Knowing enough: awe the accumulation of knowledge isn’t that what attracted Eve? Some people God does have a greater calling on like Joseph and Moses and David but others he desires a more simple less educated path. Let us seek the Lord and enquire what he’d have us to do. Isn’t that what Paul did on the way to Damascus?
We can keep finding someone new and when the going gets rough run, or we can select wisely and stay put, knowing that no relationship runs smoothly all the time. But we live in a throw it away society….disposable diapers, containers fill our land fill sights. I don’t know how many times Mom has gone to the dumpster to find someone has thrown away brand new clothing! People do the same thing to people, people literally putting new born babies in dumpsters! …………..

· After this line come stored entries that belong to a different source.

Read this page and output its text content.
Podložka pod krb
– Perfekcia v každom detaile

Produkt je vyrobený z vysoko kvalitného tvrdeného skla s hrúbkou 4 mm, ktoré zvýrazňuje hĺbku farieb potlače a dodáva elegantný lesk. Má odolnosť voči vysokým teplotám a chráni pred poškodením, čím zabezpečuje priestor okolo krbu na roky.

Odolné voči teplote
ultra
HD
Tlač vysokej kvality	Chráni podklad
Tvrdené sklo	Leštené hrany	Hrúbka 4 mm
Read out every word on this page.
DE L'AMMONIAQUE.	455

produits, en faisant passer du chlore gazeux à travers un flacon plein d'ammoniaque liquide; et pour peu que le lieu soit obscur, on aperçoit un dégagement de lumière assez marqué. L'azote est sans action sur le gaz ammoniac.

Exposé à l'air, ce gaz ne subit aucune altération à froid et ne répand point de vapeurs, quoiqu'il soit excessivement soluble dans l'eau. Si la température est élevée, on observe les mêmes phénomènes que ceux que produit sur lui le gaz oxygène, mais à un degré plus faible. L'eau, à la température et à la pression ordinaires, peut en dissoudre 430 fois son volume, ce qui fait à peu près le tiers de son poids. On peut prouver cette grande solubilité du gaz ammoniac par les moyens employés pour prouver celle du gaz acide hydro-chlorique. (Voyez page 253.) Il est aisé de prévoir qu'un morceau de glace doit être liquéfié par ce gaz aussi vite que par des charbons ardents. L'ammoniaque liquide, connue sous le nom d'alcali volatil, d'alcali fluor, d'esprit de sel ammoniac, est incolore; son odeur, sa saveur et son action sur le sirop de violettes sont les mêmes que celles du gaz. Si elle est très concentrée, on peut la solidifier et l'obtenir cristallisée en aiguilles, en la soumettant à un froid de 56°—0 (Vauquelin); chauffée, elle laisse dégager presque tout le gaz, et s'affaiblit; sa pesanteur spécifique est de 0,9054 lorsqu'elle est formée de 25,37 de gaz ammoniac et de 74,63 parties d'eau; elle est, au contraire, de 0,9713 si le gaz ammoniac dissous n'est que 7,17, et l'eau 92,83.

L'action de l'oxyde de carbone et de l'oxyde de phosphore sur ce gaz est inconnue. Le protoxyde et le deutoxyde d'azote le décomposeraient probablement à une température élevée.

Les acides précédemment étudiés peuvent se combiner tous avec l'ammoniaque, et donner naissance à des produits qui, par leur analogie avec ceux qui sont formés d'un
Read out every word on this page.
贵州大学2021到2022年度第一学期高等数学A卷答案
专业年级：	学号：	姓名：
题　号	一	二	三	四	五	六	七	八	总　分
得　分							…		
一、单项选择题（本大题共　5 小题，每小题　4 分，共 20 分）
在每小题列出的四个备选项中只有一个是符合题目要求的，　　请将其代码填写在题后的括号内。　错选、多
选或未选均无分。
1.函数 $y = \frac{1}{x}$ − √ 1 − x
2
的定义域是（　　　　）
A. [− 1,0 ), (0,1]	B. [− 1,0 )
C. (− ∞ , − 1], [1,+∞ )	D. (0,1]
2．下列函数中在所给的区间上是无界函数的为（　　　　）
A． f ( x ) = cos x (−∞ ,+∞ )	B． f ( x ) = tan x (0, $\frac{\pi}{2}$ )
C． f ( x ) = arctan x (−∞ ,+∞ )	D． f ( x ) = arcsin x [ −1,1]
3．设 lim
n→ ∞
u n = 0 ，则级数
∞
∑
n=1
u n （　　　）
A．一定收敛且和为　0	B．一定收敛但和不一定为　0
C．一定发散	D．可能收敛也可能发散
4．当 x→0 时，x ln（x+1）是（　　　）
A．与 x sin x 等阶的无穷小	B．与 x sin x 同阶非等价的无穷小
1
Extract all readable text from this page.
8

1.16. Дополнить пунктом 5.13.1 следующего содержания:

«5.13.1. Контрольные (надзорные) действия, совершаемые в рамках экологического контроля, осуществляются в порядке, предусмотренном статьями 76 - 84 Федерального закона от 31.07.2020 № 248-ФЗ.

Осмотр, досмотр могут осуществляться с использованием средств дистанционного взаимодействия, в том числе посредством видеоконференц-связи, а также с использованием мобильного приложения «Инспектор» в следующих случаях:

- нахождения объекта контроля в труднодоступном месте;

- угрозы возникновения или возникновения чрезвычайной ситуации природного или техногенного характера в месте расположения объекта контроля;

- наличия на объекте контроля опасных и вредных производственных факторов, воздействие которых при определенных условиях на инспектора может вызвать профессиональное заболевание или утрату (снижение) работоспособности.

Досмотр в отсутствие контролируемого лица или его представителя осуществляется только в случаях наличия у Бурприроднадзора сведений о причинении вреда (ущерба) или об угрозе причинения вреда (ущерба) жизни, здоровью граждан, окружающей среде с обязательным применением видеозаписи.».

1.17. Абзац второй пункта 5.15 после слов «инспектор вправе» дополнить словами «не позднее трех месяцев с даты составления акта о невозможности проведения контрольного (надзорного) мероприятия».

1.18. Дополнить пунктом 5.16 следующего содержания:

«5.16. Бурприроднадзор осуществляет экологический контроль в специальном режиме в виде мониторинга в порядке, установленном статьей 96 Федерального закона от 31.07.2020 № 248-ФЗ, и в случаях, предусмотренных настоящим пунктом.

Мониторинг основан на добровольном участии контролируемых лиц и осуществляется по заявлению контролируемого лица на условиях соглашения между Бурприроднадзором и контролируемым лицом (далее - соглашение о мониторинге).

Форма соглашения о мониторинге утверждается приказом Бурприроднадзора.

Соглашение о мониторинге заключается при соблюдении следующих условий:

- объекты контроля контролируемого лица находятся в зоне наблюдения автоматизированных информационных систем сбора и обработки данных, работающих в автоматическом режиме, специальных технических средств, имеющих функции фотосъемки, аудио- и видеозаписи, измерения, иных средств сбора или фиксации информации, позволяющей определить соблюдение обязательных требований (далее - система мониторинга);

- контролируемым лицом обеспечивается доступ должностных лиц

Which is why I love the song “Grandpa, tell me bout’ the good old days.” And I live in a day when men just don’t appreciate a good woman anymore. They are too busy seeing how many they can “get” before they decide to settle down. I hate living in this generation! We have a country of mad women on medication mad children on medication if they *do* escape abortion and a country on the brink of destruction if they don’t stop it.
Our culture tells us that more means happiness, but it’s not true. I know of a man who had the money to change himself into a woman and he may have already done it and he *has* everything this world could offer except ❤️. He’s decided to live the perverted lifestyle and not be a man. He has a huge house….maybe more than 5,000 square feet and probably real nice cars but he lives alone. Could there be a reason he kept inviting my brother in law over to remodel his house……and it was never going to end? It’s possible that he was that lonely.
Working enough we’ve already talked about that. God gave us one day to rest for a reason. Why have a family why have anything if we are not going to be there to enjoy it? We can live to work and work to live, and coming from the perspective of a woman who had to do it all many times 7 days a week …..we need a break too.
I would say when it comes to church ministry pick one area and do it well, concentrate on it and do your best. In the past I used to devote my whole weekend to the bus ministry. Now I devote my time to the Jews and the homeless. When I was a college kid there was nothing more wonderful than having a bunch of bus kids crawl all over you and call you “Miss Rhonda.”
Right now I don’t need much more in my life than what I have right now which is ministering to the homeless and poor, and going to the Jews. It’s ok. I don’t have to do everything. And when I speak of the Jews I talk of my own family first, which reminds me I need to go see my boys.